Calder (Alexander) (suite)
Les « mobiles »
L’année suivante, en effet, Calder expose, galerie Vignon, ses premiers mobiles (ainsi baptisés par Marcel Duchamp*), dont la moitié (soit une quinzaine environ) sont actionnés par un moteur que le visiteur, à son gré, peut mettre en marche. L’exposition fait sensation, non sans raison, puisque Calder, dans une voie différente de celle de Moholy-Nagy* (le précurseur du lumino-cinétisme), a abouti là où les constructivistes russes avaient échoué une douzaine d’années auparavant. Surtout à partir du moment où le sculpteur américain découvre que la présence des moteurs n’est pas indispensable et même nuit au lyrisme de sa démarche. Le principe du mobile s’affirme bientôt dans son extrême simplicité : c’est une peinture constituée d’un ensemble de plans coloriés (le noir, le rouge et le blanc dominent), qui ne devient sculpture qu’à la faveur du mouvement. Si ce mouvement est imposé par un moteur, le mobile connaît deux états opposés, selon que le moteur fonctionne ou non : la vie et la mort. Si, au contraire, la sculpture est animée comme les feuilles d’un arbre le sont par le vent, la rupture n’intervient jamais, et il y a continuité entre les phases de calme et d’agitation de l’air : l’œuvre suggère alors un perpetuum mobile extrêmement fluide, quelque chose comme une vie éternelle. Techniquement, cela implique non seulement une étude subtile du centre de gravité de la sculpture, que celle-ci soit suspendue au plafond ou qu’elle possède un pied, mais aussi une claire estimation de la figure à trois dimensions que créera le mobile en mouvement. D’où tout un jeu délicat de relations entre les formes et les couleurs des éléments découpés dans la tôle et réunis par des fils de fer, cette ferraille, une fois animée, ayant la rare propriété de se transformer en poésie pure.
Les « stabiles »
L’instinct de Calder a dû le prémunir de bonne heure contre l’excès de charme de ses mobiles, auxquels il doit de jouir d’une popularité dont n’approche aucun autre sculpteur moderne. Ses stabiles (baptisés cette fois par Arp) semblent en prendre exactement le contre-pied : non seulement ils ne bougent pas et se donnent d’emblée comme sculptures, mais ils sont pesants, généralement noirs, volontiers énormes et menaçants.
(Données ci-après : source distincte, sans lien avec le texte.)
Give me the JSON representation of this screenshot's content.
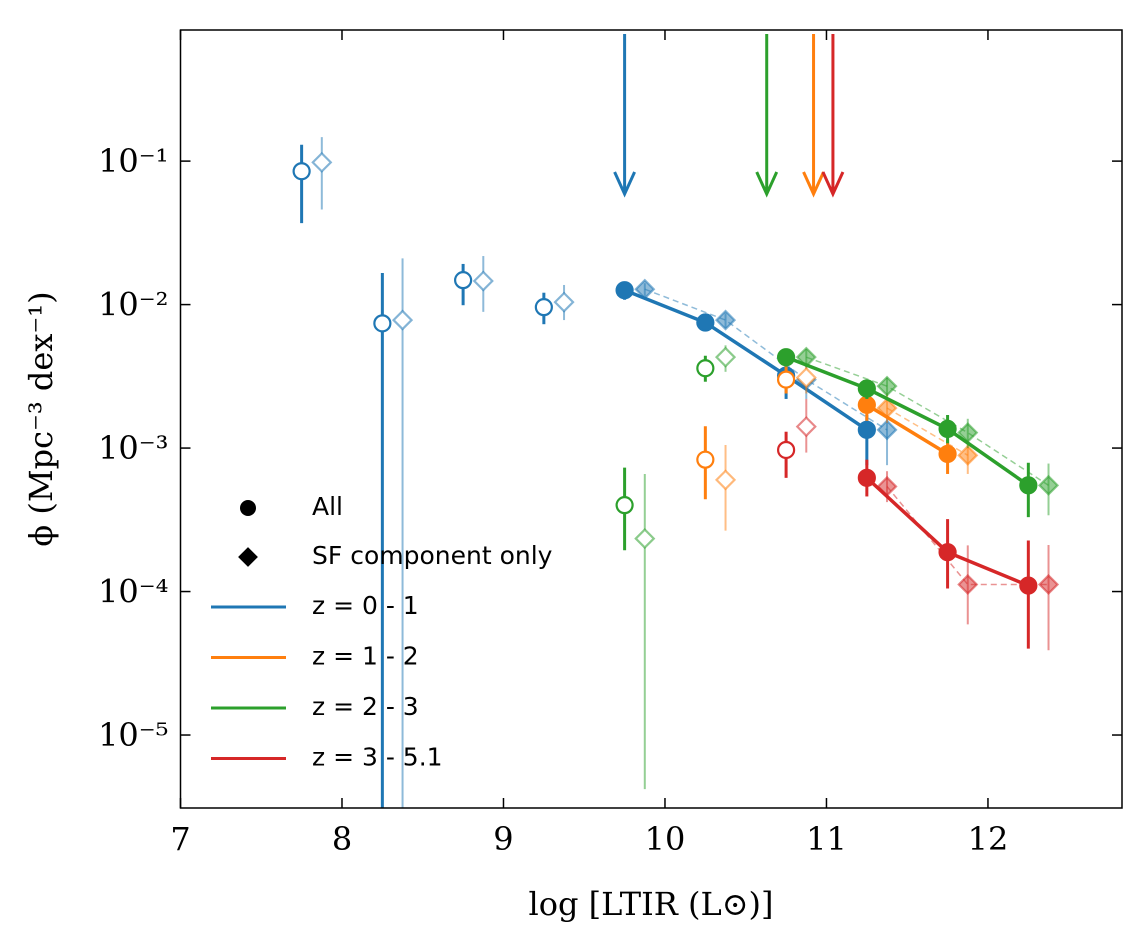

Monstrueux chiens de garde, papillons funèbres colossaux, noires araignées malintentionnées. Il convient de remarquer que si les stabiles sont à peu de chose près contemporains des mobiles, les premiers furent beaucoup plus longs que les seconds à trouver leur statut. Sans doute l’agressivité était-elle moins nécessaire à Calder que la grâce ! L’opposition et la complémentarité des deux formules peuvent être aussi ressenties comme un dialogue entre le matériel et le spirituel. Mais, récemment, les cas de combinaison entre les deux types se sont multipliés : leurs implications antagonistes font bon ménage dans la vie comme dans l’œuvre de Calder, le bon géant qui a un pied en Amérique (à Roxbury, Connecticut) et l’autre en France (à Saché).
J. P.
J. J. Sweeney, Alexander Calder (New York, 1943 ; trad. fr. Calder, l’artiste et l’œuvre, Maeght, 1972). / Calder, Catalogue d’exposition (Musée national d’art moderne, Paris, 1965). / H. H. Arnason, Calder (Princeton, 1966). / A. Calder, An Autobiography (New York, 1966 ; trad. fr. Autobiographie, Maeght, 1972). / G. Carandente, Calder, mobiles et stabiles (A. Michel, 1968). / M. Bruzeau et J. Masson, Calder à Saché (Cercle d’art, 1975).